The ferry was purchased in a joint venture between Condor and the States of Guernsey.

In July 2023, the vessel arrived in the Channel Islands after several weeks in a dry dock in El Astillero, Spain. Following refurbishment, she entered service in November 2023.

===Brittany Ferries===
Following Condor's majority takeover by Brittany Ferries in 2024 and a new 15-year contract agreement with Guernsey, the Condor prefix was dropped from Islander's name, and she was repainted in the Brittany Ferries livery in Gdańsk, Poland.

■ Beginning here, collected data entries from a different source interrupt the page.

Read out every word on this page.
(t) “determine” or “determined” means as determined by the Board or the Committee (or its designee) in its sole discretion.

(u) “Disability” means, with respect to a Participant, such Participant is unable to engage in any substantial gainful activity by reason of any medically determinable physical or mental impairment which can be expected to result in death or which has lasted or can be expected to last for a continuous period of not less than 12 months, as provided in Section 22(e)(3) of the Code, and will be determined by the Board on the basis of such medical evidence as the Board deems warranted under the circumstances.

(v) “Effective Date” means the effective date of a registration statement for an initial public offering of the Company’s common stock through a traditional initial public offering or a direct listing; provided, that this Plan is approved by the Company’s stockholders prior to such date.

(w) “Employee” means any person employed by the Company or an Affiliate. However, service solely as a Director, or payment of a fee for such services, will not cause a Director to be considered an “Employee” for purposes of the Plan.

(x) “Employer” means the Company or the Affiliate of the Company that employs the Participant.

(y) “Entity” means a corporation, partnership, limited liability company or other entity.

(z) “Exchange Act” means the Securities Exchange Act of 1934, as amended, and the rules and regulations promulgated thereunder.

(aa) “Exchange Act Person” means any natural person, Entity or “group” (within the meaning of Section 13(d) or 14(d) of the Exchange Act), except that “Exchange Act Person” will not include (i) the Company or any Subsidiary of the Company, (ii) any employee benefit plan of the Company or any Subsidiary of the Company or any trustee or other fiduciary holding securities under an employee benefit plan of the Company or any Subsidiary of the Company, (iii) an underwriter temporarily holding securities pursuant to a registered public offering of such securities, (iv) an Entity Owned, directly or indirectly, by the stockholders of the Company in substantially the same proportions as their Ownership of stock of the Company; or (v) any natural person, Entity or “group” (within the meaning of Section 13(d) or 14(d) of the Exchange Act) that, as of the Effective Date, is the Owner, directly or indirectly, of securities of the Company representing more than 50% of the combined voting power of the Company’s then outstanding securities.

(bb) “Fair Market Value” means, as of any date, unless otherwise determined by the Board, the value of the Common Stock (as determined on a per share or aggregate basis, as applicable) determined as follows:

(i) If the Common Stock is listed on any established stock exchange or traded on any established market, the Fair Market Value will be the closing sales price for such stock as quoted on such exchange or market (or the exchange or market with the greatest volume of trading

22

She remains under the ownership of the States of Guernsey and is now leased to Brittany Ferries

==Incidents==
===StraitNZ===
- In July 2016, a truck and B-train trailer unit aboard the Straitsman snapped its lashings and fell overboard off the coast of Island Bay.
- On 24 February 2023, a crewmember was hit by a truck reversing on board at Wellington, causing delays. The crewmember suffered bruising and a broken wrist.

===Condor Ferries===
- Upon introduction to the Condor fleet, the first sailing for Condor Islander was scheduled to take place in November 2023 however, it was brought forward to October 2023 with freight services starting on the 8th and both passenger and freight services on the 15th. It was then pushed back again to 20 October 2023 because of the late installation of vital equipment.

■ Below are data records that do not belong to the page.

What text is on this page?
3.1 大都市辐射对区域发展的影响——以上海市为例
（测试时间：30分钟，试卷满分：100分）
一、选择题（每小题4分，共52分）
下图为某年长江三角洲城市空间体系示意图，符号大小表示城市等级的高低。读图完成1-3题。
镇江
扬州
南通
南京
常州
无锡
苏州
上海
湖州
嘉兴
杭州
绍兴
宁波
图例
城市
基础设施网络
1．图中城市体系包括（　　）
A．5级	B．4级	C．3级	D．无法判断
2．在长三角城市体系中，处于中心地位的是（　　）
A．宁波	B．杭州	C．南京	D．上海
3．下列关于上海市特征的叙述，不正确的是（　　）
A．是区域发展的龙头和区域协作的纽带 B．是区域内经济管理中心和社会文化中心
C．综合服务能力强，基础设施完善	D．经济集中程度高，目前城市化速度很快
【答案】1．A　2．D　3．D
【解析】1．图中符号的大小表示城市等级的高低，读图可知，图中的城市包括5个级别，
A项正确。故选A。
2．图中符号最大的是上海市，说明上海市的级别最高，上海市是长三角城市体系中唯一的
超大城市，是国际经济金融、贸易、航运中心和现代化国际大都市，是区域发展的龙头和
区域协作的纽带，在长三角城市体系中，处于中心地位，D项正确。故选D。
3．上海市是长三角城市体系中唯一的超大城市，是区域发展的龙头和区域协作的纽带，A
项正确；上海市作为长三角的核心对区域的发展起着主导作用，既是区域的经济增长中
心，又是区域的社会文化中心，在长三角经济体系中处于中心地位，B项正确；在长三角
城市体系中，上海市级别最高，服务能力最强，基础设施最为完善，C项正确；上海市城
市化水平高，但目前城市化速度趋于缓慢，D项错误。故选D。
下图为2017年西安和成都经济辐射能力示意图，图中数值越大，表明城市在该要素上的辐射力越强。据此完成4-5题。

- Due to the conditions of Storm Babet, Condor Islander's first sailing with passengers on 20 October 2023 was cancelled and pushed back to the 22rd of the same month.

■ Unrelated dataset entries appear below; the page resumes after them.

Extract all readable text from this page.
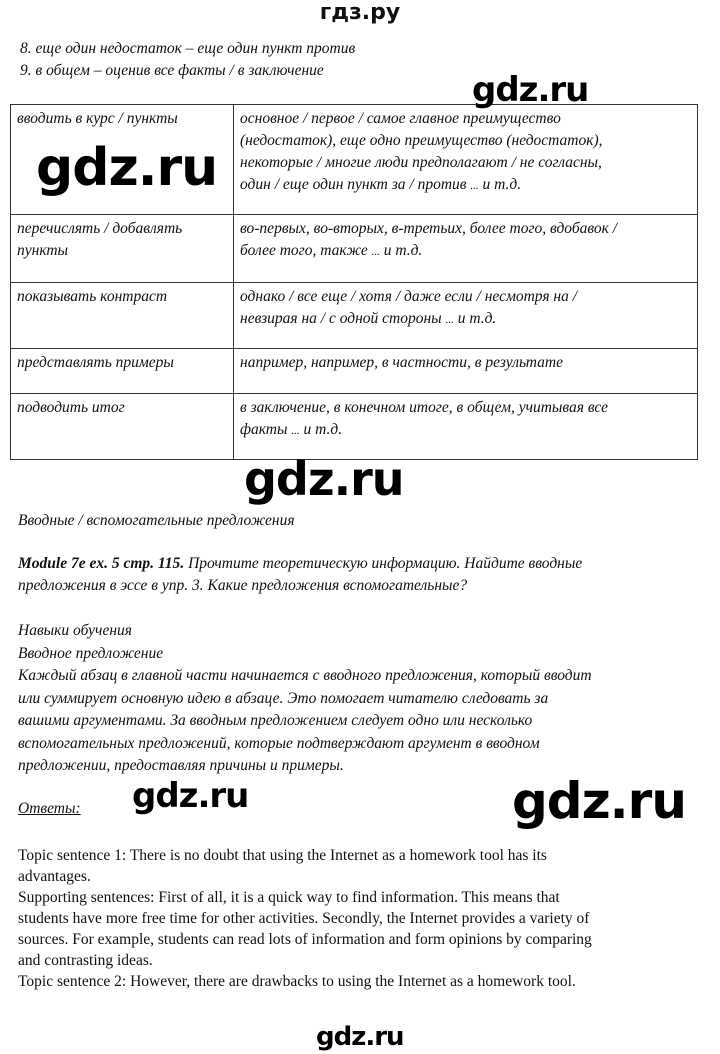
гдз.ру
8. еще один недостаток – еще один пункт против
9. в общем – оценив все факты / в заключение
вводить в курс / пункты	основное / первое / самое главное преимущество
(недостаток), еще одно преимущество (недостаток),
некоторые / многие люди предполагают / не согласны,
один / еще один пункт за / против ... и т.д.
перечислять / добавлять
пункты	во-первых, во-вторых, в-третьих, более того, вдобавок /
более того, также ... и т.д.
показывать контраст	однако / все еще / хотя / даже если / несмотря на /
невзирая на / с одной стороны ... и т.д.
представлять примеры	например, например, в частности, в результате
подводить итог	в заключение, в конечном итоге, в общем, учитывая все
факты ... и т.д.
Вводные / вспомогательные предложения
Module 7e ex. 5 стр. 115. Прочтите теоретическую информацию. Найдите вводные
предложения в эссе в упр. 3. Какие предложения вспомогательные?
Навыки обучения
Вводное предложение
Каждый абзац в главной части начинается с вводного предложения, который вводит
или суммирует основную идею в абзаце. Это помогает читателю следовать за
вашими аргументами. За вводным предложением следует одно или несколько
вспомогательных предложений, которые подтверждают аргумент в вводном
предложении, предоставляя причины и примеры.
Ответы:
Topic sentence 1: There is no doubt that using the Internet as a homework tool has its
advantages.
Supporting sentences: First of all, it is a quick way to find information. This means that
students have more free time for other activities. Secondly, the Internet provides a variety of
sources. For example, students can read lots of information and form opinions by comparing
and contrasting ideas.
Topic sentence 2: However, there are drawbacks to using the Internet as a homework tool.
gdz.ru
gdz.ru
gdz.ru
gdz.ru	gdz.ru
gdz.ru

- On 23 October 2023, the inter-island service from Guernsey to Jersey was cancelled due to technical problems. The sailing onto Portsmouth departed from Guernsey instead, much earlier than anticipated
- On 25 October 2023, it was discovered that there were faults with the front bow thrusters of the ship and that they would need repairing. It was announced that the vessel would be pulled out of service until 2 November of the same year and all scheduled sailings were cancelled.
- On 3 July 2024, Condor Islander came into contact with one of the Saint Helier Harbour walls during strong winds, upon arrival in Jersey. The vessel remained in the harbour overnight before continuing its sailing onto Guernsey. There was recorded damage to both the Condor Islander and the east berth of the harbour.